La confession de Sinoun nous raconte de l’intérieur comment quelques bédouins dans l’immensité du désert sont suffisamment disciplinés pour, avec des moyens rudimentaires mais un engagement féroce, déstabiliser un continent. Une efficacité doublée d’une obsession de la France qui risque de se rappeler à notre mauvais souvenir dans les mois, les années qui viennent.

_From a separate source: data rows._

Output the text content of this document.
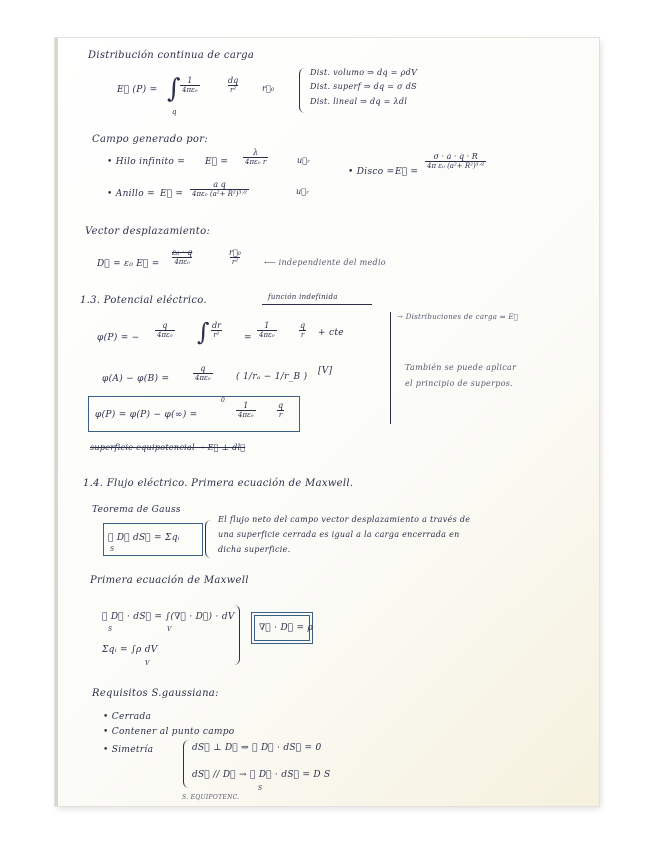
Distribución continua de carga
E⃗ (P) = ∫
q
$\frac{1}{\text{4πε₀}}$	$\frac{dq}{\text{r²}}$	r⃗₀
Dist. volumo ⇒ dq = ρdV
Dist. superf ⇒ dq = σ dS
Dist. lineal ⇒ dq = λdl
Campo generado por:
• Hilo infinito = E⃗ = $\frac{\lambda}{\text{4πε₀ r}}$	u⃗ᵣ
• Disco = E⃗ =
σ · a · q · R
4π ε₀ (a²+ R²)³ᐟ²
• Anillo = E⃗ =
a q
4πε₀ (a²+ R²)³ᐟ²	u⃗ᵣ
Vector desplazamiento:
D⃗ = ε₀ E⃗ = $\frac{\text{ε₀ · q}}{\text{4πε₀}}$	$\frac{\text{r⃗₀}}{\text{r²}}$	⟵ independiente del medio
1.3. Potencial eléctrico.	función indefinida
φ(P) = − $\frac{q}{\text{4πε₀}}$ ∫ $\frac{dr}{\text{r²}} = \frac{1}{\text{4πε₀}}$	$\frac{q}{r}$ + cte
φ(A) − φ(B) =	$\frac{q}{\text{4πε₀}}$	( 1/rₐ − 1/r_B )
[V]
φ(P) = φ(P) − φ(∞) =
0
$\frac{1}{\text{4πε₀}}$	$\frac{q}{r}$
→ Distribuciones de carga ⇒ E⃗
También se puede aplicar
el principio de superpos.
superficie equipotencial → E⃗ ⊥ dl⃗
1.4. Flujo eléctrico. Primera ecuación de Maxwell.
Teorema de Gauss
∮ D⃗ dS⃗ = Σqᵢ
S
El flujo neto del campo vector desplazamiento a través de
una superficie cerrada es igual a la carga encerrada en
dicha superficie.
Primera ecuación de Maxwell
∮ D⃗ · dS⃗ = ∫(∇⃗ · D⃗) · dV
S	V
Σqᵢ = ∫ρ dV
V
∇⃗ · D⃗ = ρ
Requisitos S.gaussiana:
• Cerrada
• Contener al punto campo
• Simetría	dS⃗ ⊥ D⃗ ⇒ ∮ D⃗ · dS⃗ = 0
dS⃗ // D⃗ → ∮ D⃗ · dS⃗ = D S
S
S. EQUIPOTENC.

J’ai récupéré le procès-verbal d’audition de celui dont j’ignorais jusque-là l’existence dans la liasse de documents que nous avaient confiée nos confrères d’« Envoyé Spécial », dans le cadre d’une collaboration entre le magazine télévisuel d’enquête et Mediapart à propos d’un dossier consacré aux otages d’Arlit (lire ici, ici et ). Je l’ai dévoré et bien qu’il ne révèle pas grand-chose de l’affaire même d’Arlit, le personnage méritait qu’on lui consacre un article un jour.

Il ne s’agissait pas de se contenter de mettre en forme l’audition de Sinoun, riche de 14 pages dodues. À défaut de parvenir à le retrouver, j’ai durant trois mois rencontré ou contacté une douzaine d’interlocuteurs – policiers africains comme français, agents secrets d’hier ou d’aujourd’hui, magistrats et journalistes – ayant croisé la route du terroriste, de ses complices, ou encore ayant arpenté certains des lieux qu’il a fréquentés. Leurs témoignages m’ont permis de confronter les déclarations de Béchir Sinoun et de reconstituer son parcours. Qu’ils en soient tous remerciés.